Quick Habits That Prevent Bloating
Many bloating episodes start before food even reaches your intestines. Swallowed air is a surprisingly common contributor, and a few simple changes can cut down on how much you take in:
- Eat more slowly. Rushing through meals causes you to gulp air with every bite. Putting your fork down between bites helps.
- Limit carbonated drinks. The carbon dioxide in sparkling water, soda, and beer adds gas directly to your stomach.
- Skip straws. Drinking through a straw pulls extra air into your digestive system.
- Cut back on gum and hard candy. Both increase swallowing frequency, which means more air intake. Sugar-free versions are a double hit because they also contain fermentable sweeteners like sorbitol and xylitol.
Eating smaller, more frequent meals instead of large ones also helps. A big meal stretches the stomach and slows digestion, giving bacteria more time to ferment food and produce gas.

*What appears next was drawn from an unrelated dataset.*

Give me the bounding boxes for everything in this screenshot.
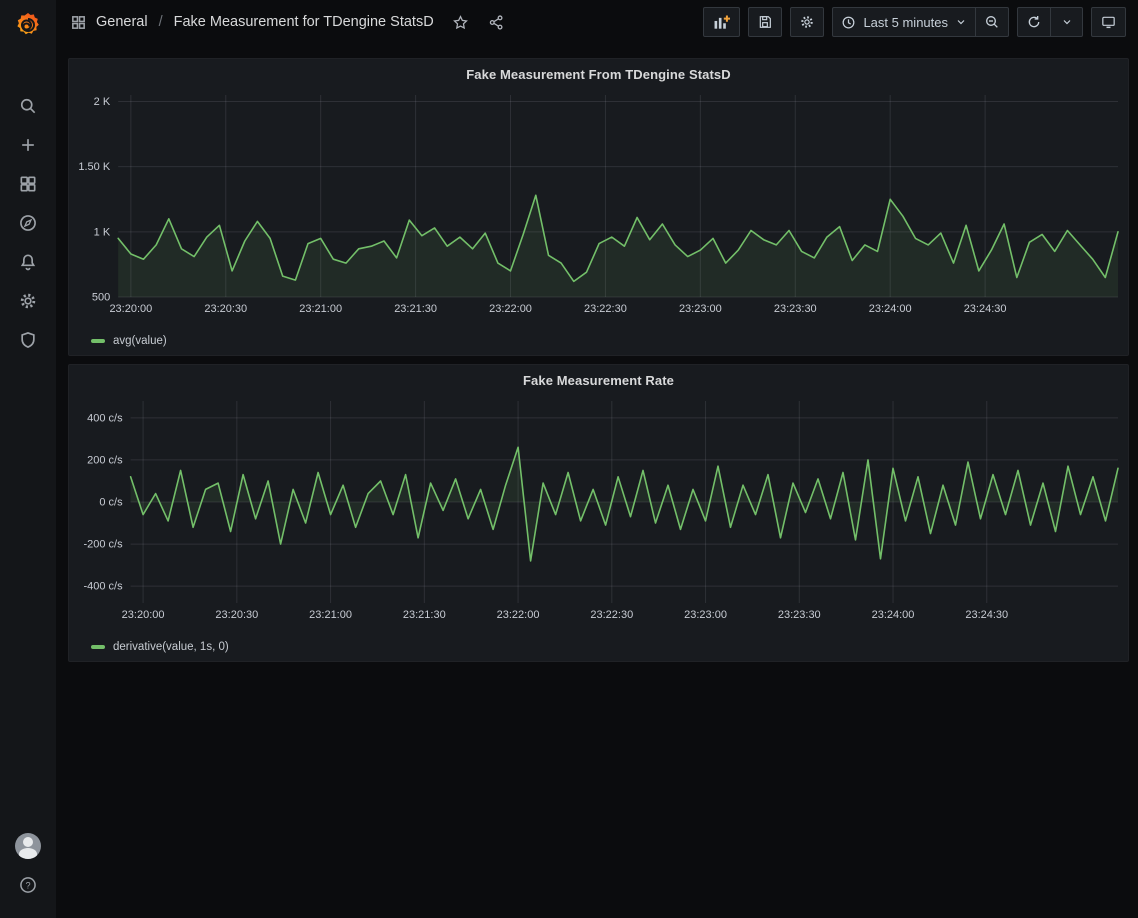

When Bloating Points to Something Bigger
Occasional bloating after a heavy meal or around your period is normal. But bloating that persists daily for weeks, gets progressively worse, or comes with unexplained weight loss, blood in your stool, persistent vomiting, or severe abdominal pain can signal conditions that need medical evaluation. Bloating that doesn’t respond at all to dietary changes is also worth investigating, since it may point to small intestinal bacterial overgrowth or another treatable condition that requires specific testing.
Globally, over 60% of people who experience frequent abdominal pain also report weekly bloating, which suggests that persistent bloating rarely exists in isolation. If it’s consistently paired with pain, changes in bowel habits, or nausea, those patterns give a clinician useful information to work with.